Spotifyには許されなかったこと
アップル、WeChatとTikTokにApp Store手数料を回避する抜け道を塞ぐよう圧力か
アップルが中国企業のテンセント・ホールディングスとByteDanceに対し、両社のアプリがApp Storeの手数料を回避する「抜け穴」を塞ぐよう迫っていると米Bloombergが報じている。
このうちテンセントは、同社のスーパーアプリWeChatで「人気のミニゲームから得られる収益の分配につき、アップルと協議中」という形で間接的に認めた。つまり、これまではアプリ内購入につきアップルと収益を分け合っていなかったわけだ。
テンセントはアップルとの協議につき、「経済的に持続可能」で「公平」な条件を求めていると述べている。
現状では、テンセントはWeChat上で利用できるミニアプリやゲームにApp Storeのアプリ内購入システムを使っていない。代わりにクリエイターらは「抜け道を使ってユーザーを外部の決済システムに誘導している」と伝えられている。これにより、アップルが課す最大30%の手数料を回避しているわけだ。

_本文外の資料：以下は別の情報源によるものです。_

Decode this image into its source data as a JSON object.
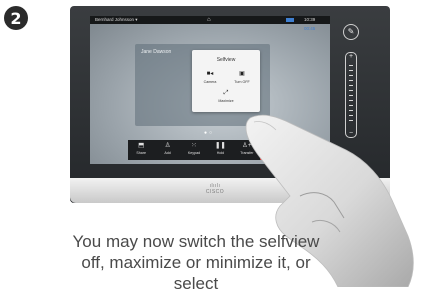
{
  "step": {
    "number": "2"
  },
  "statusbar": {
    "caller": "Bernhard Johnsson  ▾",
    "clock": "10:39"
  },
  "call": {
    "duration": "00:45"
  },
  "participant": {
    "name": "Jane Dawson"
  },
  "popup": {
    "title": "Selfview",
    "options": [
      {
        "label": "Camera",
        "icon": "video-camera-icon"
      },
      {
        "label": "Turn OFF",
        "icon": "person-off-icon"
      },
      {
        "label": "Maximize",
        "icon": "expand-arrows-icon"
      }
    ]
  },
  "toolbar": {
    "items": [
      {
        "label": "Share",
        "icon": "share-icon"
      },
      {
        "label": "Add",
        "icon": "add-person-icon"
      },
      {
        "label": "Keypad",
        "icon": "keypad-icon"
      },
      {
        "label": "Hold",
        "icon": "pause-icon"
      },
      {
        "label": "Transfer",
        "icon": "transfer-icon"
      }
    ],
    "end_call_color": "#d52a2a"
  },
  "device": {
    "brand": "ılıılı\nCISCO"
  },
  "caption": "You may now switch the selfview off, maximize or minimize it, or select"
}
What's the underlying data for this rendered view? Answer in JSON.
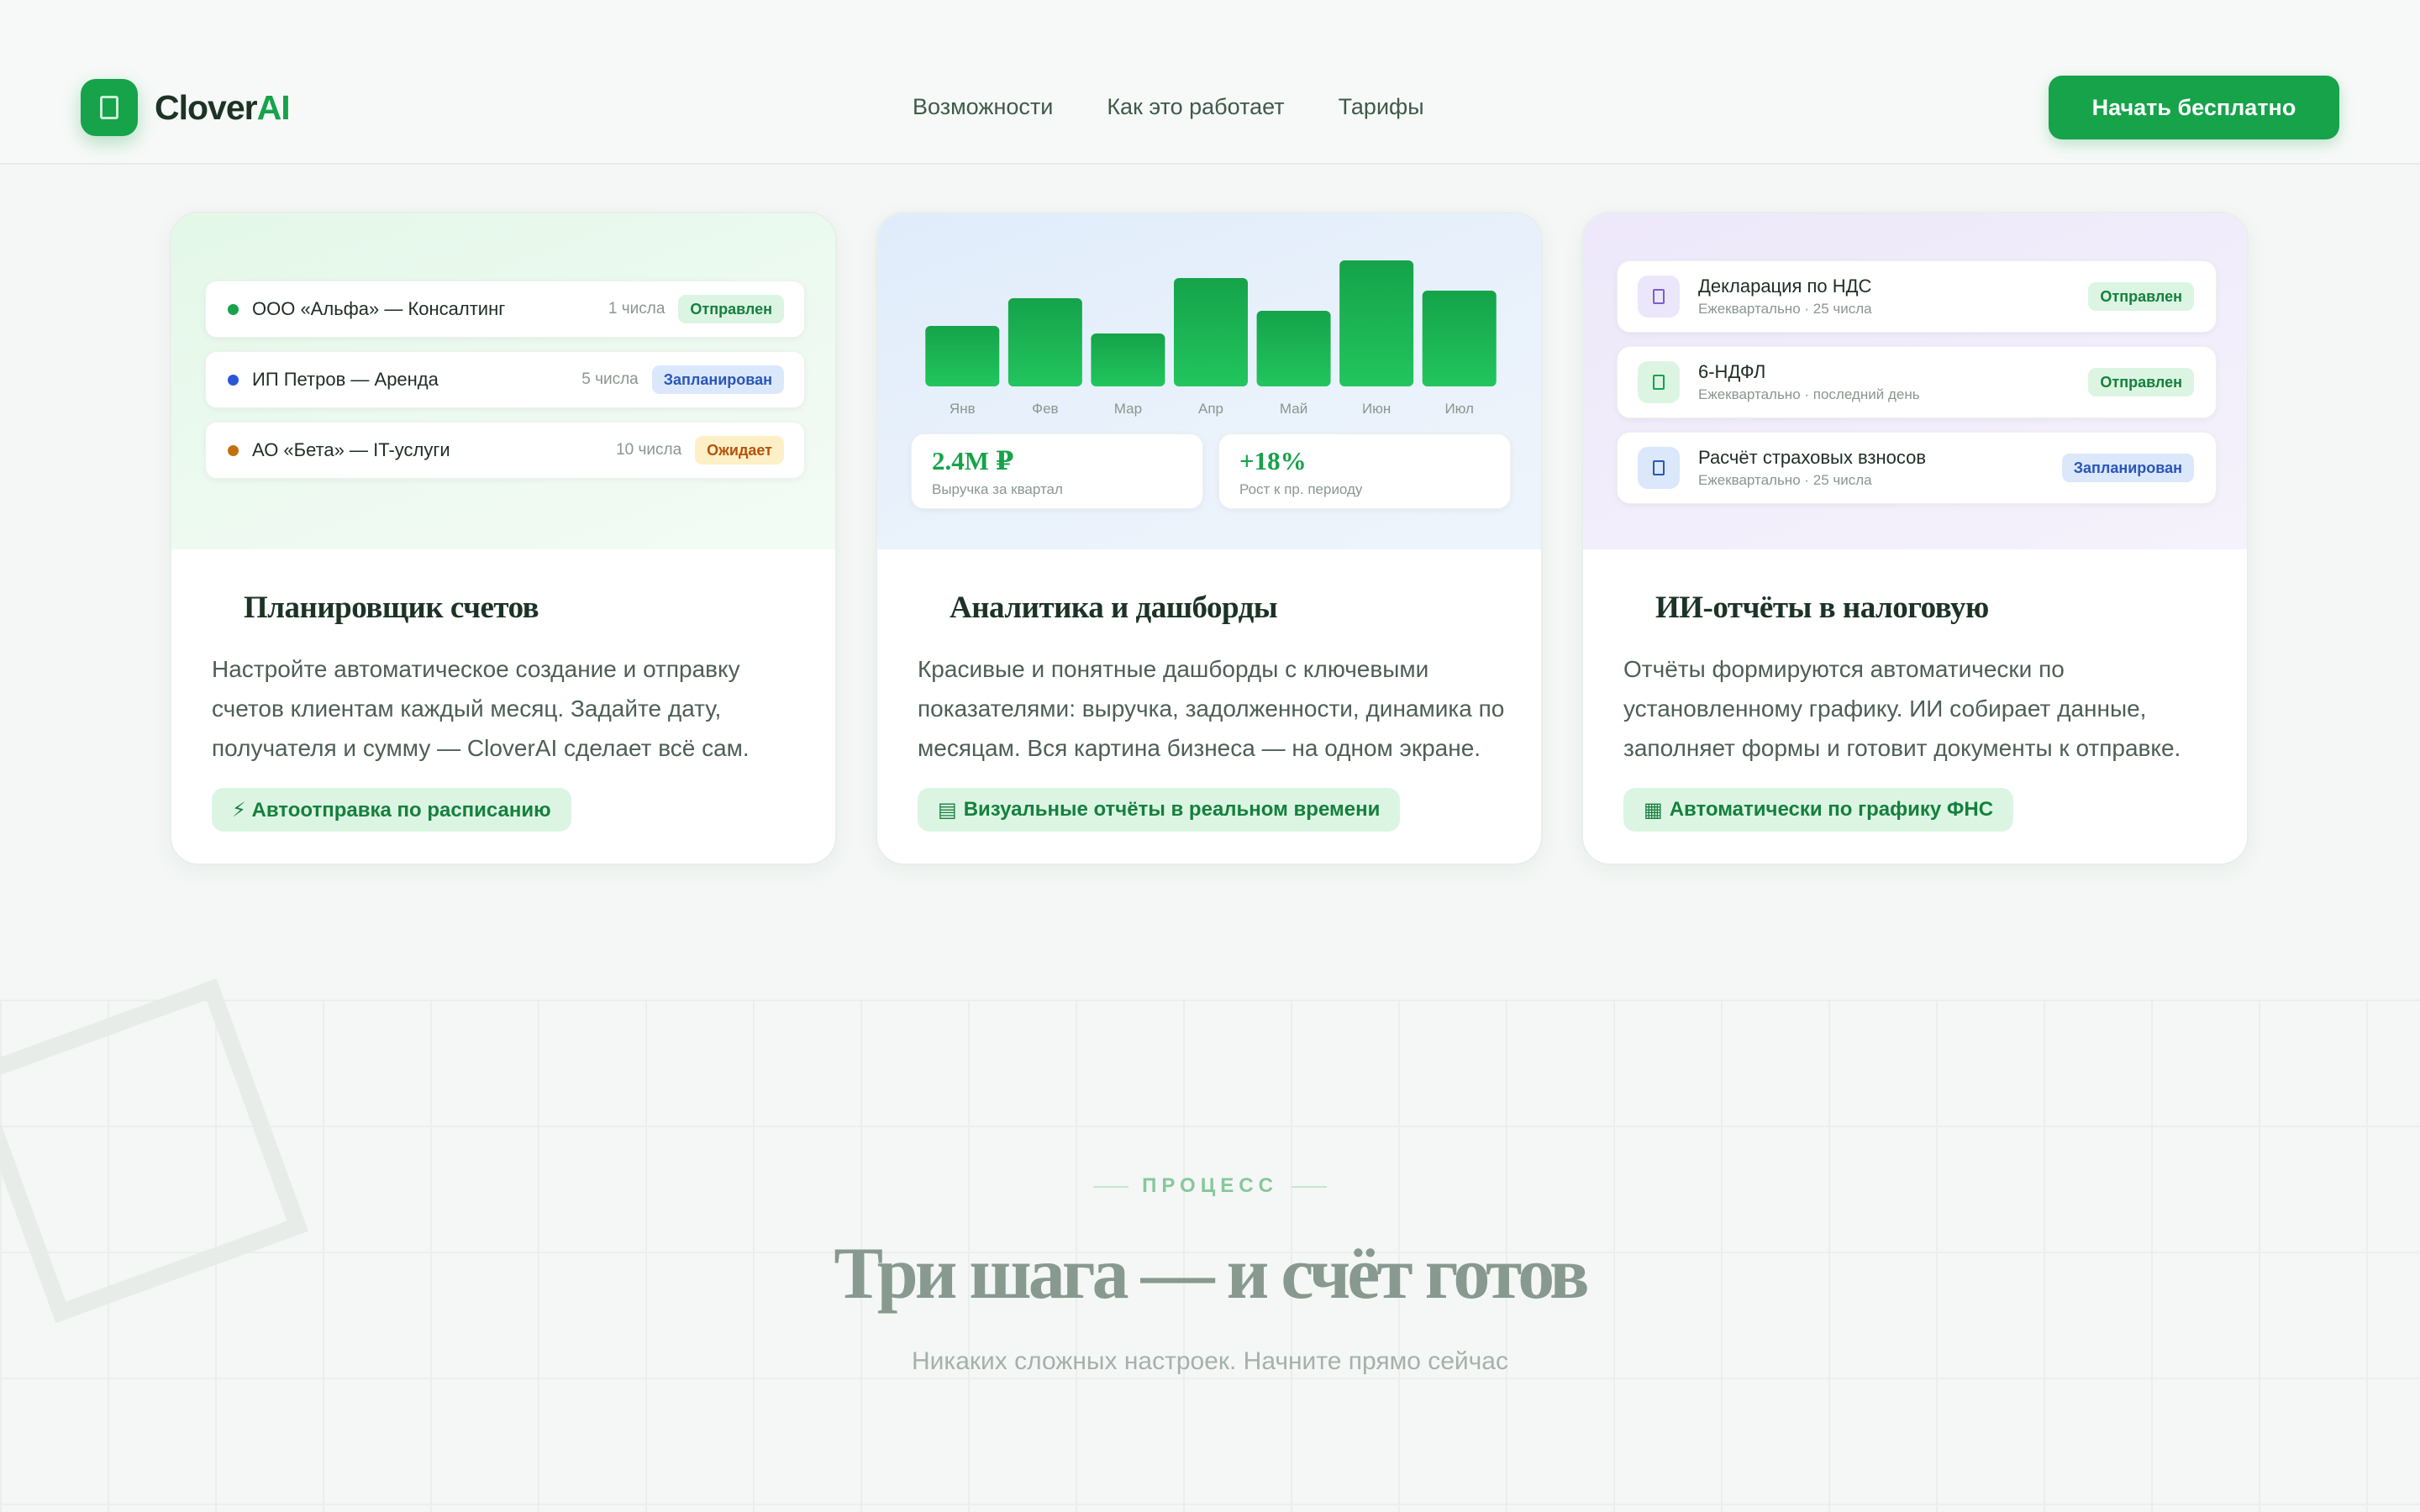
{
  "brand": {
    "name_main": "Clover",
    "name_accent": "AI",
    "accent": "#16a34a"
  },
  "nav": [
    {
      "label": "Возможности"
    },
    {
      "label": "Как это работает"
    },
    {
      "label": "Тарифы"
    }
  ],
  "header": {
    "cta_label": "Начать бесплатно"
  },
  "cards": [
    {
      "title": "Планировщик счетов",
      "description": "Настройте автоматическое создание и отправку счетов клиентам каждый месяц. Задайте дату, получателя и сумму — CloverAI сделает всё сам.",
      "chip": "⚡ Автоотправка по расписанию",
      "invoices": [
        {
          "name": "ООО «Альфа» — Консалтинг",
          "day": "1 числа",
          "status": "Отправлен",
          "dot_color": "#16a34a"
        },
        {
          "name": "ИП Петров — Аренда",
          "day": "5 числа",
          "status": "Запланирован",
          "dot_color": "#2a56d8"
        },
        {
          "name": "АО «Бета» — IT-услуги",
          "day": "10 числа",
          "status": "Ожидает",
          "dot_color": "#c2700e"
        }
      ]
    },
    {
      "title": "Аналитика и дашборды",
      "description": "Красивые и понятные дашборды с ключевыми показателями: выручка, задолженности, динамика по месяцам. Вся картина бизнеса — на одном экране.",
      "chip": "Визуальные отчёты в реальном времени",
      "chart_data": {
        "type": "bar",
        "categories": [
          "Янв",
          "Фев",
          "Мар",
          "Апр",
          "Май",
          "Июн",
          "Июл"
        ],
        "values": [
          48,
          70,
          42,
          86,
          60,
          100,
          76
        ],
        "title": "",
        "xlabel": "",
        "ylabel": "",
        "ylim": [
          0,
          100
        ],
        "grid": false,
        "bar_color": "#1aae53"
      },
      "stats": [
        {
          "value": "2.4M ₽",
          "label": "Выручка за квартал"
        },
        {
          "value": "+18%",
          "label": "Рост к пр. периоду"
        }
      ]
    },
    {
      "title": "ИИ-отчёты в налоговую",
      "description": "Отчёты формируются автоматически по установленному графику. ИИ собирает данные, заполняет формы и готовит документы к отправке.",
      "chip": "Автоматически по графику ФНС",
      "reports": [
        {
          "name": "Декларация по НДС",
          "sub": "Ежеквартально · 25 числа",
          "status": "Отправлен"
        },
        {
          "name": "6-НДФЛ",
          "sub": "Ежеквартально · последний день",
          "status": "Отправлен"
        },
        {
          "name": "Расчёт страховых взносов",
          "sub": "Ежеквартально · 25 числа",
          "status": "Запланирован"
        }
      ]
    }
  ],
  "process": {
    "eyebrow": "ПРОЦЕСС",
    "title": "Три шага — и счёт готов",
    "subtitle": "Никаких сложных настроек. Начните прямо сейчас"
  }
}
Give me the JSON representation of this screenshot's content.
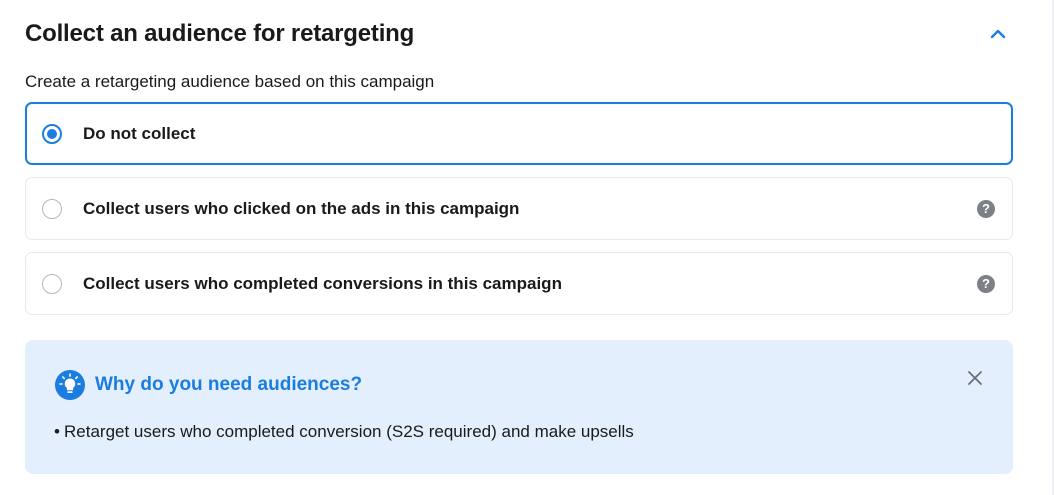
{
  "section": {
    "title": "Collect an audience for retargeting",
    "subtitle": "Create a retargeting audience based on this campaign"
  },
  "options": [
    {
      "label": "Do not collect",
      "selected": true,
      "has_help": false
    },
    {
      "label": "Collect users who clicked on the ads in this campaign",
      "selected": false,
      "has_help": true
    },
    {
      "label": "Collect users who completed conversions in this campaign",
      "selected": false,
      "has_help": true
    }
  ],
  "help_icon_glyph": "?",
  "info": {
    "title": "Why do you need audiences?",
    "bullet": "•",
    "items": [
      "Retarget users who completed conversion (S2S required) and make upsells"
    ]
  },
  "icons": {
    "collapse": "chevron-up-icon",
    "help": "question-circle-icon",
    "info": "lightbulb-icon",
    "close": "close-icon"
  },
  "colors": {
    "accent": "#1a7ddf",
    "info_background": "#e3effc",
    "border": "#e7e9ec",
    "help_icon": "#7d8187"
  }
}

これに先立ち、アップルが両社にアプリを抜本的に変更するよう圧力を強めているとの報道があった。テンセントに対しては、ミニゲームの開発者がアップルのプラットフォーム以外での支払いに使うリンクを削除しない限り、WeChatのアップデートを拒否する可能性があると警告。ByteDanceに対しても、TikTokの中国版であるDouyinの更新を受け入れないと伝えたという。
テンセントの抜け道は、アプリ内のメッセージサービスを中心に展開されているという。アップルはメッセージ機能を無効にするよう要請したが、テンセントは応じていないとのことだ。
アプリ内に外部決済へのリンクを張ることは、App Storeガイドラインで禁止されている。SpotifyアプリもようやくEUユーザー向けに限りアプリ内での価格表示が許可されたが、いまだにリンクは設けていない。
今週、テンセントのジェームズ・ミッチェル最高戦略責任者(CSO)は決算会見で、iOSの決済システムを通じてアプリ内課金を提供する方法を模索していると述べた。が、上記のように「経済的に持続可能」などの条件を付けた上で、協議が進展しない場合は「現状が継続することになる」とも語っている。
アップルとテンセントとも、互いに譲れない事情があるようだ。前者は6月期の中華圏売上高が前年同期比で6.5%減と報告しており、テンセントもクラウドサービス等の部門が苦戦するなかでミニゲームの総収入が第2四半期に30%以上も増加している。今後の展開を見守りたいところだ。